According to Montgomery County State's Attorney John McCarthy's office, those conditions are as follows:

Vigna is not under house arrest, but cannot go anywhere minors congregate, he cannot contact state's witnesses, including any victims and their families, and he must stay away from Cloverly Elementary.

He will have a GPS ankle monitor on to enforce those restrictions and live at home with his wife. No unsupervised contact with minors. He had to surrender his passport and will be under supervision by the Pre-Trial Services Unit.

A. Scott Bolden is a criminal defense attorney and partner at ReedSmith with no connection to this specific case. He spoke to FOX 5 as a legal expert with more than 30 years of experience.

Bolden said this is extremely rare and there is a high standard for finding ineffective assistance of counsel.
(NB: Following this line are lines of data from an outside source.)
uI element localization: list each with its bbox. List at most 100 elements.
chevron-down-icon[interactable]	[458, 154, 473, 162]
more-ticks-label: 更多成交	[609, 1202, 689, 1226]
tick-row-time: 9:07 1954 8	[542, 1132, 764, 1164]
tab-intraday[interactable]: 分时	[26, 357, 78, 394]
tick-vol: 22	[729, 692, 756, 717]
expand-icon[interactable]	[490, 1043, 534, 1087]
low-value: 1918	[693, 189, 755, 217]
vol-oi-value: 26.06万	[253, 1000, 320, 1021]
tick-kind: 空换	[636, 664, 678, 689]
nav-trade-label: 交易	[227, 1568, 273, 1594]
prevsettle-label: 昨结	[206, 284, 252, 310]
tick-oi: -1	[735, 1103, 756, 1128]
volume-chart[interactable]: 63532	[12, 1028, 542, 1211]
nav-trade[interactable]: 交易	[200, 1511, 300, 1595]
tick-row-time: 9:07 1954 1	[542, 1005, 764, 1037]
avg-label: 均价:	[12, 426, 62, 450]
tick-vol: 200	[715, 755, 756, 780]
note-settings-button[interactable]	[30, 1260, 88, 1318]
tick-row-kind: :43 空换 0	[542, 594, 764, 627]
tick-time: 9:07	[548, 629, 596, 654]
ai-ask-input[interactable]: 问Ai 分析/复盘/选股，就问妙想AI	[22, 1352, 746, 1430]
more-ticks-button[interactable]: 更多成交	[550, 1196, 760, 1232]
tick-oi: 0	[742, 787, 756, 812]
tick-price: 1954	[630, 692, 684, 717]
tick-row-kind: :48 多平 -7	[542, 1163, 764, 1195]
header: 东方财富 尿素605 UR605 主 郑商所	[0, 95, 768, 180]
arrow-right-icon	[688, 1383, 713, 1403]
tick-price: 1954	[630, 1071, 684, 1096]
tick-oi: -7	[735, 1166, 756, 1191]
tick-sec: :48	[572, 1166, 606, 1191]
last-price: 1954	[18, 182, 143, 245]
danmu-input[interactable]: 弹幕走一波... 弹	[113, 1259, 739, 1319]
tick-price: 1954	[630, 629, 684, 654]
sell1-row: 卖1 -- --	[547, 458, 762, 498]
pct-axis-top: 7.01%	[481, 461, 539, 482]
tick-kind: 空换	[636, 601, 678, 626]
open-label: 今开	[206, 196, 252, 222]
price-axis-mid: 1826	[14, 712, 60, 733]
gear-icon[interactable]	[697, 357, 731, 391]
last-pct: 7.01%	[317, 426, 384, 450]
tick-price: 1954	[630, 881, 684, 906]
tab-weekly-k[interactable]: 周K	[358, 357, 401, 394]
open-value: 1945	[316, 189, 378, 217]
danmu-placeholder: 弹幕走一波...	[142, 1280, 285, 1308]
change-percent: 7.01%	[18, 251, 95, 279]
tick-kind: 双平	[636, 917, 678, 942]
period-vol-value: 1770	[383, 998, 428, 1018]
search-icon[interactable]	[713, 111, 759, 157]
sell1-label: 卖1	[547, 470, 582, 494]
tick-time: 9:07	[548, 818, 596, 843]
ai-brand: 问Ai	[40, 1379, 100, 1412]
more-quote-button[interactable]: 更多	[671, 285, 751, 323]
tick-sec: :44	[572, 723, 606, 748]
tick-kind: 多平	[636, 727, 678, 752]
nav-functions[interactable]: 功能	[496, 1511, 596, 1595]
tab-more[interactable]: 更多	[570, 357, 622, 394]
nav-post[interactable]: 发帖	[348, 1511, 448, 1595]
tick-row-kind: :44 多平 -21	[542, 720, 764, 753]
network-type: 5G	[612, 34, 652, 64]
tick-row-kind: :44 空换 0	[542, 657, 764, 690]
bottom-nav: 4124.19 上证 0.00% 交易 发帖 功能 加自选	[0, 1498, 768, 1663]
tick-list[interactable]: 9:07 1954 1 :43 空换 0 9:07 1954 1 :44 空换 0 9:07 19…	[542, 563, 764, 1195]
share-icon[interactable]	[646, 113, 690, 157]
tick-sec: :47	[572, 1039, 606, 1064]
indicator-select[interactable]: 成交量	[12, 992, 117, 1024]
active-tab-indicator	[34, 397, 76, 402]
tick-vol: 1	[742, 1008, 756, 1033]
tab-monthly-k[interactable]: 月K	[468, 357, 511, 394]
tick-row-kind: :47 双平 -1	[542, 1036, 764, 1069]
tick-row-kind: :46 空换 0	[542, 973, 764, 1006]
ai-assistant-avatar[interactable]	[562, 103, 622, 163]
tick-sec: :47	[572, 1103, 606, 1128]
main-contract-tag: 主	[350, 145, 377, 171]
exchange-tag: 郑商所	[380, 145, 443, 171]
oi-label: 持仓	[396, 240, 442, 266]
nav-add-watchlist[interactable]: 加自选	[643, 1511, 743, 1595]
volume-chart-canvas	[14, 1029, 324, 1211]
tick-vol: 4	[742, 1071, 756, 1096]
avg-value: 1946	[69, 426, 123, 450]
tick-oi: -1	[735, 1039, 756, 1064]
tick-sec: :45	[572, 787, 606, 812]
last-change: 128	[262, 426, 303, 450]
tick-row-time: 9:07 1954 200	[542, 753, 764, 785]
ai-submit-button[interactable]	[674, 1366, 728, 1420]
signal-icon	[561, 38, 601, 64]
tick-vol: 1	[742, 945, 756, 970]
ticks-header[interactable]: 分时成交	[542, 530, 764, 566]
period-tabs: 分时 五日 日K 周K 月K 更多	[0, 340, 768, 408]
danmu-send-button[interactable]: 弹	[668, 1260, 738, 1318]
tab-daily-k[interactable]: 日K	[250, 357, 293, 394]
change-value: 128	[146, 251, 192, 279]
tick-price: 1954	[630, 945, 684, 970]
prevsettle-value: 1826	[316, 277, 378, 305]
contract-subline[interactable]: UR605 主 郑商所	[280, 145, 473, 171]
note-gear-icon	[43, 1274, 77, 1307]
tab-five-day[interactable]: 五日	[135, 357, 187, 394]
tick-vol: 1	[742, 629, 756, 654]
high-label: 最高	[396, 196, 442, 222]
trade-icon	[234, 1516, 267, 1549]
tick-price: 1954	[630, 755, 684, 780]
"If the Circuit Court vacated that proceeding and gave him a new trial, then you start all of those proceedings over again, and you go back to point one," Bolden explained. "You start all over."

Janis Sartucci is with the watchdog group Montgomery County Parents' Coalition, and for two decades has tracked sex abuse cases like this one.

She is concerned about what starting over will do to victims and their families.

"A new conviction is going to take these little girls who were already traumatized once, it's going to revictimize them, retraumatize them, and they would have to be willing to show up once again in a community that's not supporting them," Sartucci said.

Sartucci said they have years of documentation related to Vigna's inappropriate behavior, including a signed letter in 2013 where he stated he would stop touching his students. She believes there are more victims out there.

"Now is the time for MCPS and the Board of Education to stand up for children, to do the right thing, and to put notification out to all of his previous students that now is the time to come forward," Sartucci said.

Vigna is scheduled for a status hearing on August 1 to choose trial dates.

State's Attorney John McCarthy sent FOX 5 the following statement:

"The conviction was upheld during the appeals process and the State argued against this latest challenge. The defendant was released over our objection. We are disappointed by the ruling of the court, but respect the judge’s decision. The matter has been referred back for retrial. As the case is now pending, we will reserve further comment at this time."

His office added they did reach out to victims' families to notify them of Vigna's release and new trial.